Стоявшее на веселом виду, средь полей, садов и перелесков сельцо Клевцы не вызывало подозрений. Патрульным службам, войскам и милиции невдомек, что разгромленные самостийщики отсиживались близ города, жрали самогон, куражились над селянами, пощупывали молодок. Зажатые в щель, они и в самом деле, может, пересидели бы здесь смуту, но однажды в Клевцы пришла воинская машина за картошкой, с нею было два нестроевых солдата, сержант, тоже нестроевой, и шофер с тремя нашивками за ранения и с орденом Красной Звезды. Залившиеся до лютости бандеровцы схватили нестроевиков, истыкали их ножами, привязали веревками к буферу машины, выпустили из бака бензин, согнали селян «дывиться» и, выбрав самого здоровенного и мирного парнягу, под оружием принудили его бросить спичку.
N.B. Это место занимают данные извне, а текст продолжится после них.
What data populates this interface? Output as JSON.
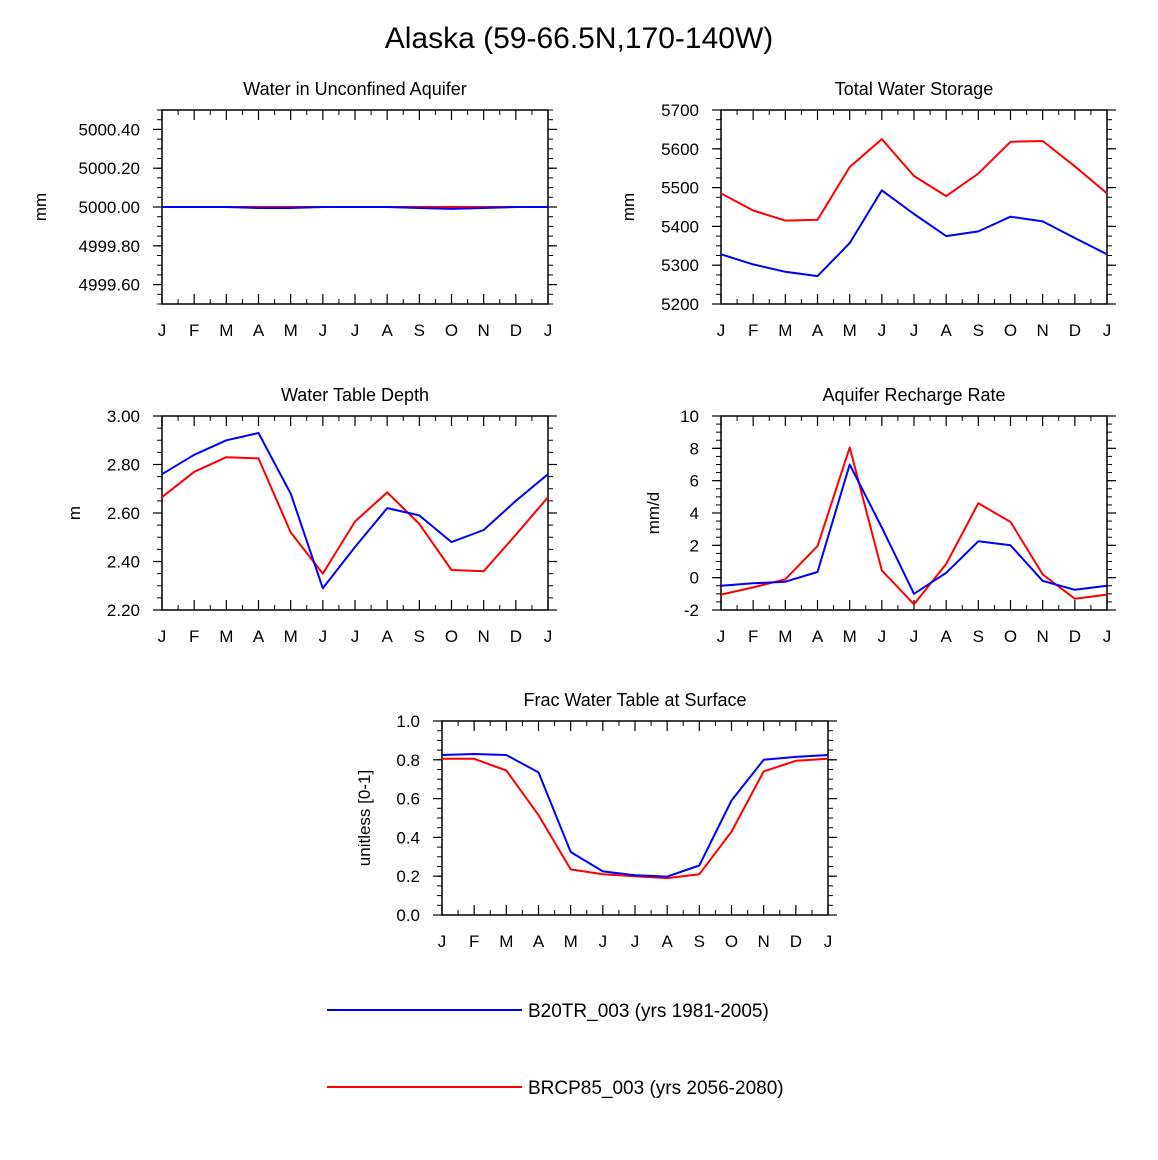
{
  "title": "Alaska (59-66.5N,170-140W)",
  "months": [
    "J",
    "F",
    "M",
    "A",
    "M",
    "J",
    "J",
    "A",
    "S",
    "O",
    "N",
    "D",
    "J"
  ],
  "series_info": [
    {
      "name": "B20TR_003 (yrs 1981-2005)",
      "color": "#0000ff"
    },
    {
      "name": "BRCP85_003 (yrs 2056-2080)",
      "color": "#ff0000"
    }
  ],
  "chart_data": [
    {
      "type": "line",
      "title": "Water in Unconfined Aquifer",
      "ylabel": "mm",
      "ylim": [
        4999.5,
        5000.5
      ],
      "yticks": [
        4999.6,
        4999.8,
        5000.0,
        5000.2,
        5000.4
      ],
      "ytick_labels": [
        "4999.60",
        "4999.80",
        "5000.00",
        "5000.20",
        "5000.40"
      ],
      "categories": [
        "J",
        "F",
        "M",
        "A",
        "M",
        "J",
        "J",
        "A",
        "S",
        "O",
        "N",
        "D",
        "J"
      ],
      "series": [
        {
          "name": "B20TR_003 (yrs 1981-2005)",
          "values": [
            5000.0,
            5000.0,
            5000.0,
            4999.995,
            4999.995,
            5000.0,
            5000.0,
            5000.0,
            4999.995,
            4999.99,
            4999.995,
            5000.0,
            5000.0
          ]
        },
        {
          "name": "BRCP85_003 (yrs 2056-2080)",
          "values": [
            5000.0,
            5000.0,
            5000.0,
            5000.0,
            5000.0,
            5000.0,
            5000.0,
            5000.0,
            5000.0,
            5000.0,
            5000.0,
            5000.0,
            5000.0
          ]
        }
      ]
    },
    {
      "type": "line",
      "title": "Total Water Storage",
      "ylabel": "mm",
      "ylim": [
        5200,
        5700
      ],
      "yticks": [
        5200,
        5300,
        5400,
        5500,
        5600,
        5700
      ],
      "ytick_labels": [
        "5200",
        "5300",
        "5400",
        "5500",
        "5600",
        "5700"
      ],
      "categories": [
        "J",
        "F",
        "M",
        "A",
        "M",
        "J",
        "J",
        "A",
        "S",
        "O",
        "N",
        "D",
        "J"
      ],
      "series": [
        {
          "name": "B20TR_003 (yrs 1981-2005)",
          "values": [
            5328,
            5302,
            5283,
            5272,
            5357,
            5493,
            5432,
            5375,
            5387,
            5425,
            5413,
            5370,
            5328
          ]
        },
        {
          "name": "BRCP85_003 (yrs 2056-2080)",
          "values": [
            5485,
            5441,
            5415,
            5417,
            5553,
            5625,
            5530,
            5478,
            5536,
            5618,
            5620,
            5555,
            5485
          ]
        }
      ]
    },
    {
      "type": "line",
      "title": "Water Table Depth",
      "ylabel": "m",
      "ylim": [
        2.2,
        3.0
      ],
      "yticks": [
        2.2,
        2.4,
        2.6,
        2.8,
        3.0
      ],
      "ytick_labels": [
        "2.20",
        "2.40",
        "2.60",
        "2.80",
        "3.00"
      ],
      "categories": [
        "J",
        "F",
        "M",
        "A",
        "M",
        "J",
        "J",
        "A",
        "S",
        "O",
        "N",
        "D",
        "J"
      ],
      "series": [
        {
          "name": "B20TR_003 (yrs 1981-2005)",
          "values": [
            2.76,
            2.84,
            2.9,
            2.93,
            2.68,
            2.29,
            2.46,
            2.62,
            2.59,
            2.48,
            2.53,
            2.65,
            2.76
          ]
        },
        {
          "name": "BRCP85_003 (yrs 2056-2080)",
          "values": [
            2.665,
            2.77,
            2.83,
            2.825,
            2.52,
            2.35,
            2.565,
            2.685,
            2.555,
            2.365,
            2.36,
            2.51,
            2.665
          ]
        }
      ]
    },
    {
      "type": "line",
      "title": "Aquifer Recharge Rate",
      "ylabel": "mm/d",
      "ylim": [
        -2,
        10
      ],
      "yticks": [
        -2,
        0,
        2,
        4,
        6,
        8,
        10
      ],
      "ytick_labels": [
        "-2",
        "0",
        "2",
        "4",
        "6",
        "8",
        "10"
      ],
      "categories": [
        "J",
        "F",
        "M",
        "A",
        "M",
        "J",
        "J",
        "A",
        "S",
        "O",
        "N",
        "D",
        "J"
      ],
      "series": [
        {
          "name": "B20TR_003 (yrs 1981-2005)",
          "values": [
            -0.5,
            -0.35,
            -0.25,
            0.35,
            7.0,
            3.1,
            -1.0,
            0.3,
            2.25,
            2.0,
            -0.2,
            -0.75,
            -0.5
          ]
        },
        {
          "name": "BRCP85_003 (yrs 2056-2080)",
          "values": [
            -1.05,
            -0.6,
            -0.1,
            1.95,
            8.05,
            0.45,
            -1.65,
            0.85,
            4.6,
            3.45,
            0.2,
            -1.3,
            -1.05
          ]
        }
      ]
    },
    {
      "type": "line",
      "title": "Frac Water Table at Surface",
      "ylabel": "unitless [0-1]",
      "ylim": [
        0.0,
        1.0
      ],
      "yticks": [
        0.0,
        0.2,
        0.4,
        0.6,
        0.8,
        1.0
      ],
      "ytick_labels": [
        "0.0",
        "0.2",
        "0.4",
        "0.6",
        "0.8",
        "1.0"
      ],
      "categories": [
        "J",
        "F",
        "M",
        "A",
        "M",
        "J",
        "J",
        "A",
        "S",
        "O",
        "N",
        "D",
        "J"
      ],
      "series": [
        {
          "name": "B20TR_003 (yrs 1981-2005)",
          "values": [
            0.825,
            0.83,
            0.825,
            0.735,
            0.325,
            0.225,
            0.205,
            0.198,
            0.255,
            0.59,
            0.8,
            0.815,
            0.825
          ]
        },
        {
          "name": "BRCP85_003 (yrs 2056-2080)",
          "values": [
            0.805,
            0.805,
            0.745,
            0.515,
            0.235,
            0.21,
            0.2,
            0.19,
            0.21,
            0.43,
            0.74,
            0.795,
            0.805
          ]
        }
      ]
    }
  ]
}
На огонь, на черный дым, на дух горелого мяса и картошки нагрянул механизированный патруль, окружил деревушку Клевцы. Бандеровцы, пока не протрезвели, отстреливались, затем под дулами автоматов пригнали к пулеметам местных мужиков и попытались под их прикрытием скрыться. Взяли всех. Схватили и Грохотало, который, зажмурив глаза, давил на тугой спуск немецкого пулемета, повторяя: «А, мамочка моя! А, мамочка моя!» - пока его не оглушили прикладом.
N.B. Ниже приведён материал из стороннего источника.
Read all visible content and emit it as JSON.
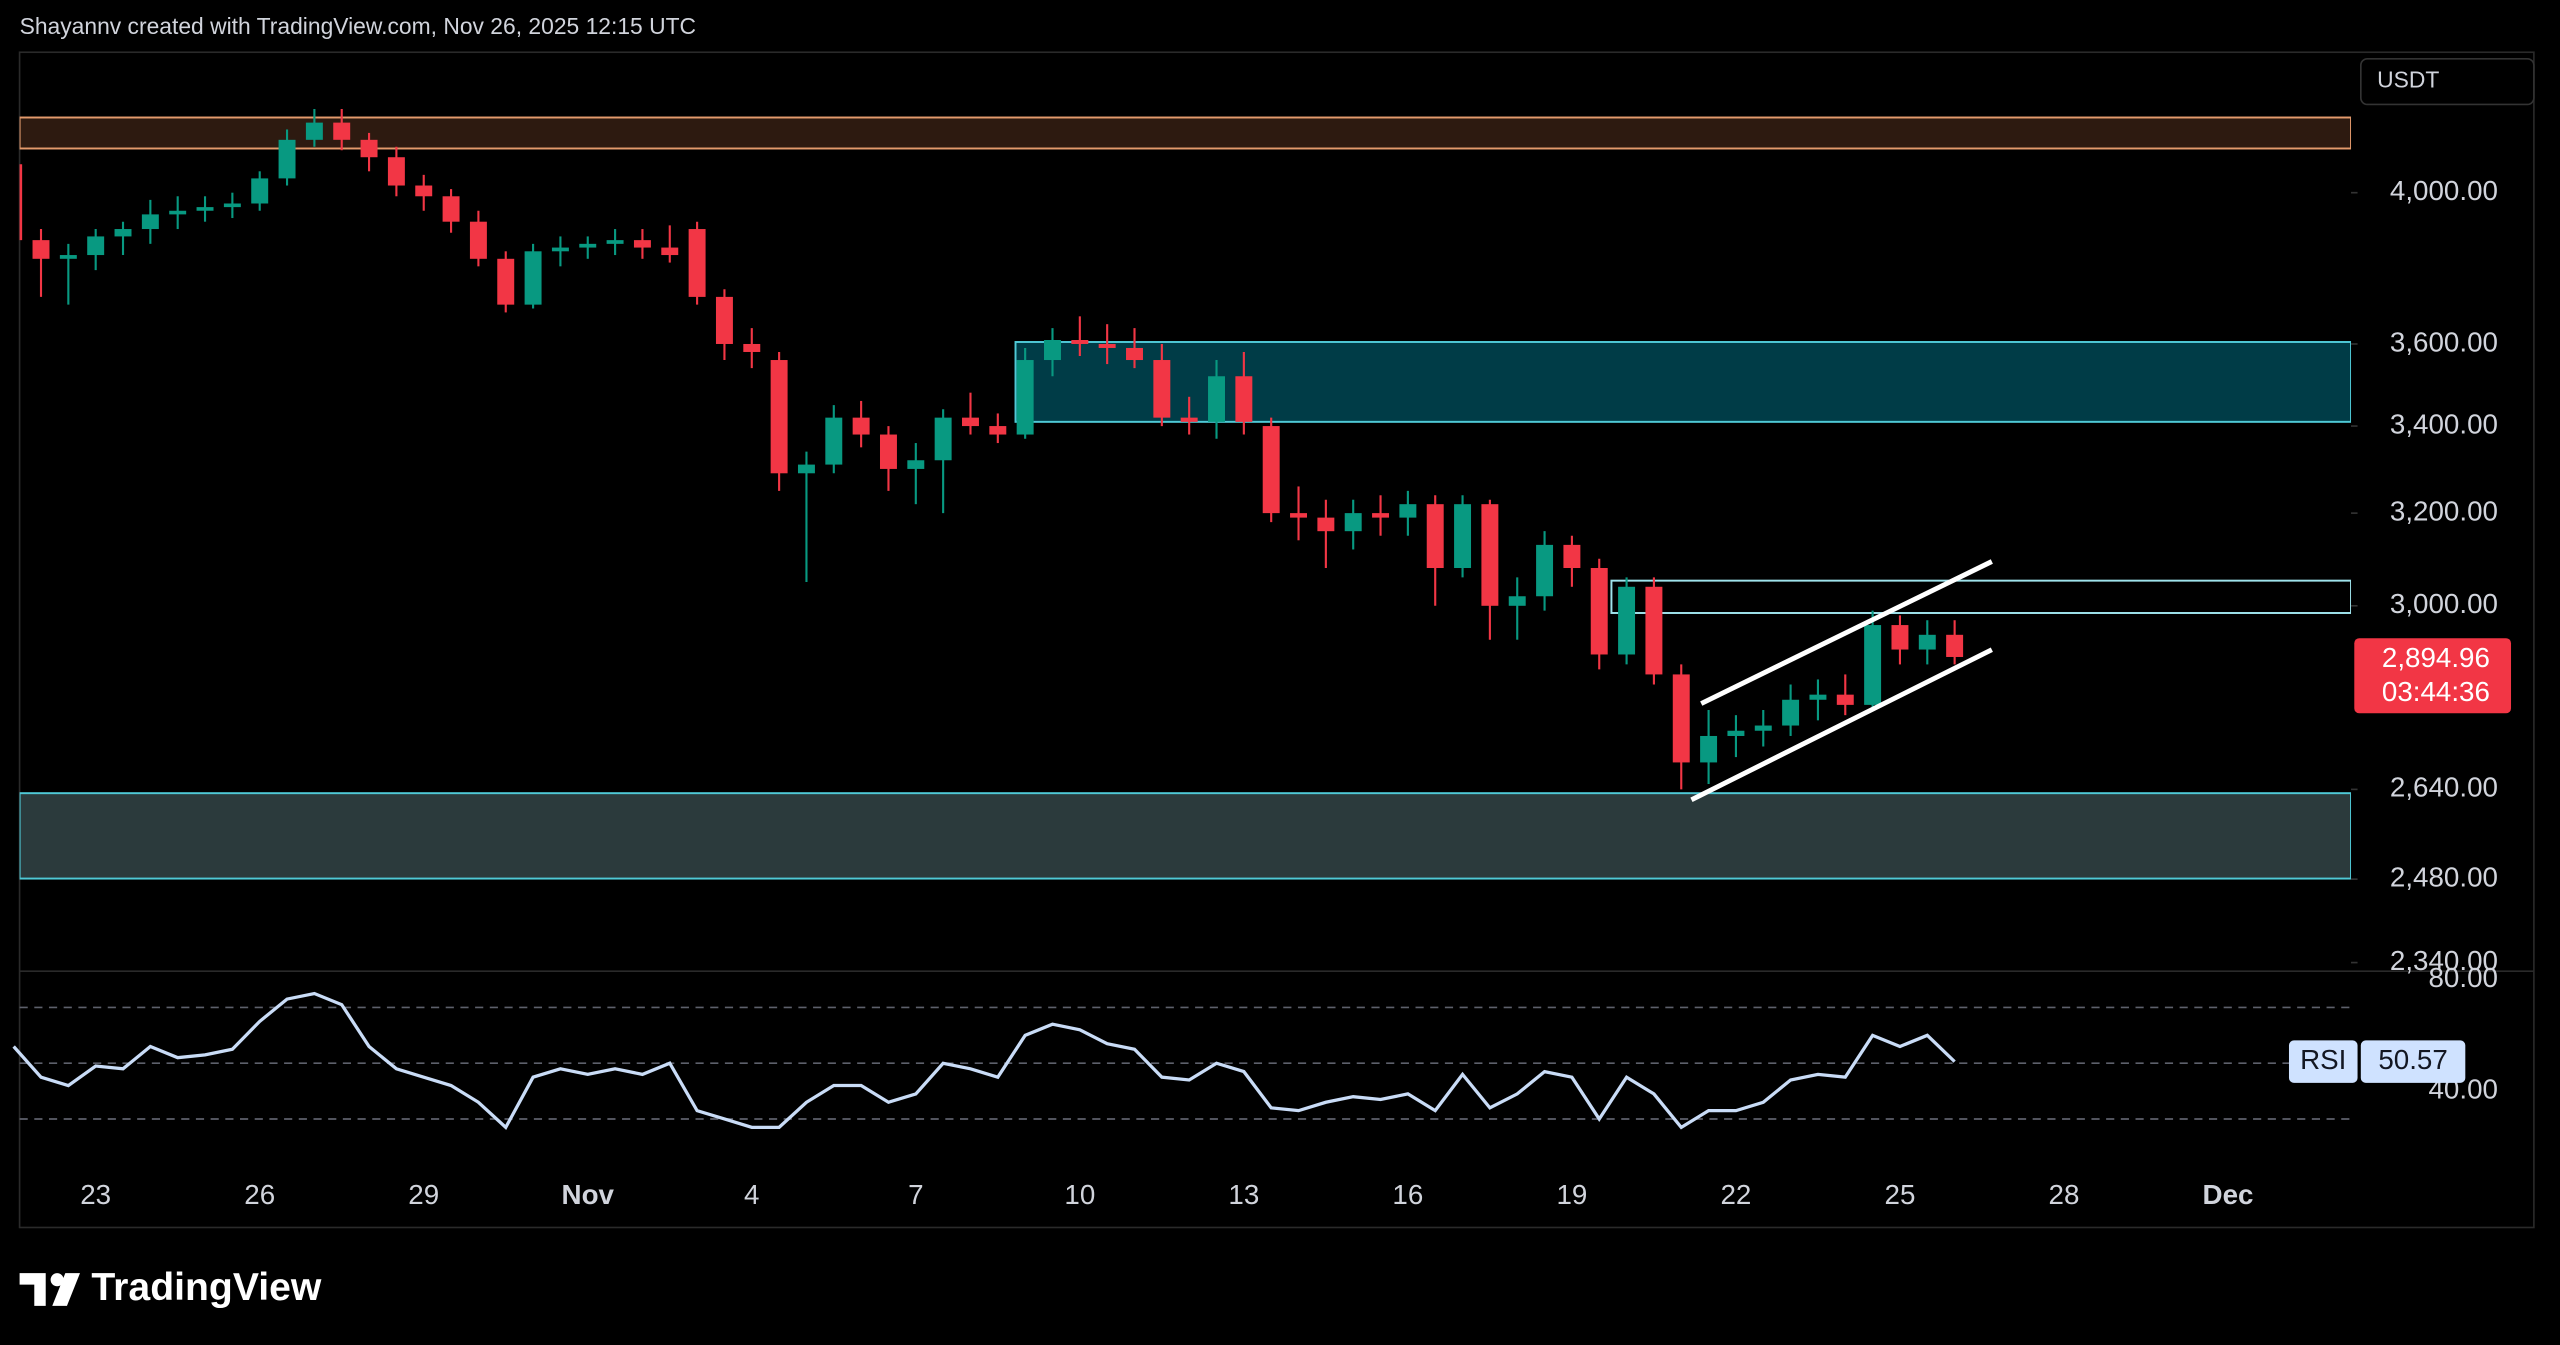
{
  "chart_data": {
    "type": "candlestick",
    "header": "Shayannv created with TradingView.com, Nov 26, 2025 12:15 UTC",
    "brand": "TradingView",
    "currency": "USDT",
    "log": true,
    "up_color": "#089981",
    "down_color": "#f23645",
    "categories": [
      null,
      null,
      null,
      "23",
      null,
      null,
      null,
      null,
      null,
      "26",
      null,
      null,
      null,
      null,
      null,
      "29",
      null,
      null,
      null,
      null,
      null,
      "Nov",
      null,
      null,
      null,
      null,
      null,
      "4",
      null,
      null,
      null,
      null,
      null,
      "7",
      null,
      null,
      null,
      null,
      null,
      "10",
      null,
      null,
      null,
      null,
      null,
      "13",
      null,
      null,
      null,
      null,
      null,
      "16",
      null,
      null,
      null,
      null,
      null,
      "19",
      null,
      null,
      null,
      null,
      null,
      "22",
      null,
      null,
      null,
      null,
      null,
      "25",
      null,
      null,
      null,
      null,
      null,
      "28",
      null,
      null,
      null,
      null,
      null,
      "Dec",
      null,
      null,
      null,
      null
    ],
    "open": [
      4080,
      3870,
      3820,
      3830,
      3880,
      3900,
      3940,
      3950,
      3960,
      3970,
      4040,
      4150,
      4200,
      4150,
      4100,
      4020,
      3990,
      3920,
      3820,
      3700,
      3840,
      3850,
      3860,
      3870,
      3850,
      3900,
      3720,
      3600,
      3560,
      3290,
      3310,
      3420,
      3380,
      3300,
      3320,
      3420,
      3400,
      3380,
      3560,
      3610,
      3600,
      3590,
      3560,
      3420,
      3410,
      3520,
      3400,
      3200,
      3190,
      3160,
      3200,
      3190,
      3220,
      3080,
      3220,
      3000,
      3020,
      3130,
      3080,
      2900,
      3040,
      2860,
      2690,
      2740,
      2750,
      2760,
      2810,
      2820,
      2800,
      2960,
      2910,
      2940,
      null,
      null,
      null,
      null,
      null,
      null,
      null,
      null,
      null,
      null,
      null,
      null,
      null,
      null
    ],
    "high": [
      4100,
      3900,
      3860,
      3900,
      3920,
      3980,
      3990,
      3990,
      4000,
      4060,
      4180,
      4240,
      4240,
      4170,
      4130,
      4050,
      4010,
      3950,
      3840,
      3860,
      3880,
      3880,
      3900,
      3900,
      3910,
      3920,
      3740,
      3640,
      3580,
      3340,
      3450,
      3460,
      3400,
      3360,
      3440,
      3480,
      3430,
      3590,
      3640,
      3670,
      3650,
      3640,
      3600,
      3470,
      3560,
      3580,
      3420,
      3260,
      3230,
      3230,
      3240,
      3250,
      3240,
      3240,
      3230,
      3060,
      3160,
      3150,
      3100,
      3060,
      3060,
      2880,
      2790,
      2780,
      2790,
      2840,
      2850,
      2860,
      2990,
      2980,
      2970,
      2970,
      null,
      null,
      null,
      null,
      null,
      null,
      null,
      null,
      null,
      null,
      null,
      null,
      null,
      null
    ],
    "low": [
      3850,
      3720,
      3700,
      3790,
      3830,
      3860,
      3900,
      3920,
      3930,
      3950,
      4020,
      4130,
      4120,
      4060,
      3990,
      3950,
      3890,
      3800,
      3680,
      3690,
      3800,
      3820,
      3830,
      3820,
      3810,
      3700,
      3560,
      3540,
      3250,
      3050,
      3290,
      3350,
      3250,
      3220,
      3200,
      3380,
      3360,
      3370,
      3520,
      3570,
      3550,
      3540,
      3400,
      3380,
      3370,
      3380,
      3180,
      3140,
      3080,
      3120,
      3150,
      3150,
      3000,
      3060,
      2930,
      2930,
      2990,
      3040,
      2870,
      2880,
      2840,
      2640,
      2650,
      2700,
      2720,
      2740,
      2770,
      2780,
      2790,
      2880,
      2880,
      2880,
      null,
      null,
      null,
      null,
      null,
      null,
      null,
      null,
      null,
      null,
      null,
      null,
      null,
      null
    ],
    "close": [
      3870,
      3820,
      3830,
      3880,
      3900,
      3940,
      3950,
      3960,
      3970,
      4040,
      4150,
      4200,
      4150,
      4100,
      4020,
      3990,
      3920,
      3820,
      3700,
      3840,
      3850,
      3860,
      3870,
      3850,
      3830,
      3720,
      3600,
      3580,
      3290,
      3310,
      3420,
      3380,
      3300,
      3320,
      3420,
      3400,
      3380,
      3560,
      3610,
      3600,
      3590,
      3560,
      3420,
      3410,
      3520,
      3410,
      3200,
      3190,
      3160,
      3200,
      3190,
      3220,
      3080,
      3220,
      3000,
      3020,
      3130,
      3080,
      2900,
      3040,
      2860,
      2690,
      2740,
      2750,
      2760,
      2810,
      2820,
      2800,
      2960,
      2910,
      2940,
      2894.96,
      null,
      null,
      null,
      null,
      null,
      null,
      null,
      null,
      null,
      null,
      null,
      null,
      null,
      null
    ],
    "close_label": "2,894.96",
    "countdown": "03:44:36",
    "ylim": [
      2326,
      4411
    ],
    "yticks": [
      {
        "value": 4000,
        "label": "4,000.00"
      },
      {
        "value": 3600,
        "label": "3,600.00"
      },
      {
        "value": 3400,
        "label": "3,400.00"
      },
      {
        "value": 3200,
        "label": "3,200.00"
      },
      {
        "value": 3000,
        "label": "3,000.00"
      },
      {
        "value": 2640,
        "label": "2,640.00"
      },
      {
        "value": 2480,
        "label": "2,480.00"
      },
      {
        "value": 2340,
        "label": "2,340.00"
      }
    ],
    "zones": [
      {
        "low": 4125,
        "high": 4215,
        "color": "#2d1a10",
        "border": "#e39a6c"
      },
      {
        "low": 3410,
        "high": 3605,
        "color": "#003c47",
        "border": "#4fc9d6"
      },
      {
        "low": 2985,
        "high": 3053,
        "color": "#000000",
        "border": "#9fe3ec"
      },
      {
        "low": 2481,
        "high": 2633,
        "color": "#2b3a3c",
        "border": "#4fc9d6"
      }
    ],
    "rsi": {
      "name": "RSI",
      "color": "#c9dcf7",
      "values": [
        56,
        45,
        42,
        49,
        48,
        56,
        52,
        53,
        55,
        65,
        73,
        75,
        71,
        56,
        48,
        45,
        42,
        36,
        27,
        45,
        48,
        46,
        48,
        46,
        50,
        33,
        30,
        27,
        27,
        36,
        42,
        42,
        36,
        39,
        50,
        48,
        45,
        60,
        64,
        62,
        57,
        55,
        45,
        44,
        50,
        47,
        34,
        33,
        36,
        38,
        37,
        39,
        33,
        46,
        34,
        39,
        47,
        45,
        30,
        45,
        39,
        27,
        33,
        33,
        36,
        44,
        46,
        45,
        60,
        56,
        60,
        50.57,
        null,
        null,
        null,
        null,
        null,
        null,
        null,
        null,
        null,
        null,
        null,
        null,
        null,
        null
      ],
      "ylim": [
        11,
        83
      ],
      "yticks": [
        {
          "value": 80,
          "label": "80.00"
        },
        {
          "value": 40,
          "label": "40.00"
        }
      ],
      "levels": [
        70,
        50,
        30
      ]
    }
  }
}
Вместе с бандитами на битком набитой машине Грохотало доставили в ровенскую тюрьму. Мучили его допросами, но еще больше мучили «браты-самостийщики» после допросов в камере - он зажег бензин, палил червоноармейцев, сотворил черное дело, из-за которого столько невинных людей страдает. Сам он главный бандит, выходит, и потому на допросе пусть назовется главарем банды. Если же не сделает, как велено, «браты» прикинут его шубой или матрацем.
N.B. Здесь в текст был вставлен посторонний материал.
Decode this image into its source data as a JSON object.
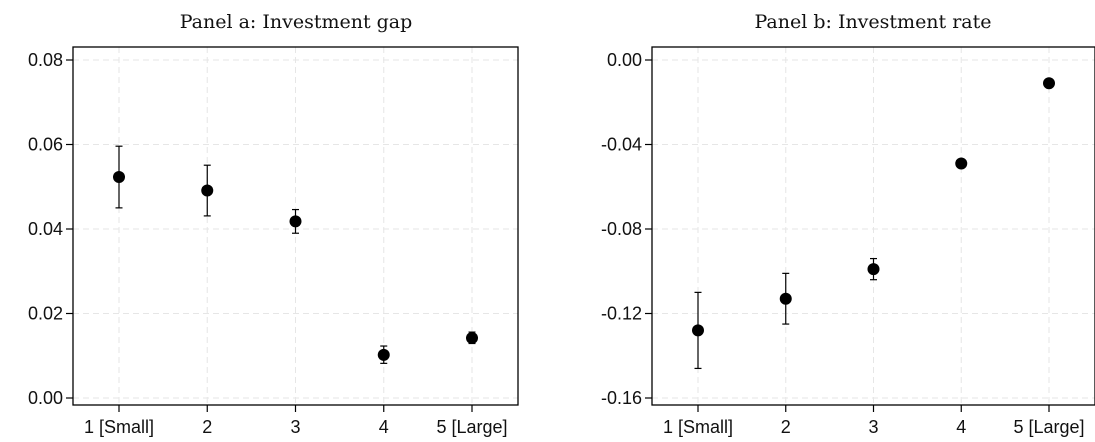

Но на суде Грохотало не стал петлять, чистосердечно все о себе рассказал и миновал «вышки», получив десять лет строгого режима и затем пожизненную ссылку по месту отбытия наказания. Он строил железную дорогу на севере, недостроил, угодил в поселок Чуш, на заготовку леса. Достукав срок, остался здесь навсегда, даже в отпуск на Украину не ездил, боясь, что недобитые бандеровцы сыщут его и прикончат. Осибирячился Грохотало, однако и по сию пору, увидев в кино родные нивы, услышав родные песни, он мрачнел, терял присутствие духа, напивался и бил свою жену. Жена его, из местных чалдонок, баба боевая и тоже здоровая, оказывала сопротивление, царапалась да еще базланила на весь свет: «Банде-э-эра! Фашист! Людей живьем жег! Теперь надо мной изгаляться!…»

Грохотало заведовал в Чуши совхозной свиноводческой фермой, где был у него полный порядок. Свиньи даже в худые годы отменно плодились, план сдачи мяса государству перевыполнялся, фотоличность зава распирала рамку поселковой Доски почета, начальство хоть и не почитало его за дурной язык, за грубые манеры, однако не утесняло особо, сквозь пальцы глядело на то, что зав на совхозной ферме ежегодно выкармливал пару добрых кабанчиков для себя - убеждение, что вкуснее сала нет и не может быть продукта, он как привез с собой из Клевцов, так и не менял его. Грохотало не из тех людей, которые запросто меняют свои вещи.

Кроме сала и себя Грохотало признавал еще гроши, потому был рвачом, и как ему, уроженцу ровенских земель, ни жутко было пускаться на большую воду, он все же обучался ловить рыбу, которую сам не ел, продавал всю до хвостика. Натаскивал Грохотало покойный Кузьма Куклин, знаменитый на всю округу хитрован. Был Куклин хилогруд, маялся животом, с похмелья харкал кровью и потому пустил из-под крыла своего в полет не одного наторевшего в речном разбое удальца. Само собой, Куклин не был тятей питомцам и сноровку не торопился передавать, наоборот, затягивал всячески обучение, норовил обделить в добыче. Чего не жалел мастер, так это матюков. Большую часть отпущенных природой матюков Куклин всадил в Грохотало, отвел душу. Но все вынес Грохотало и рыбачить выучился. Он перестал узнавать Куклина сразу, как только отделился от него.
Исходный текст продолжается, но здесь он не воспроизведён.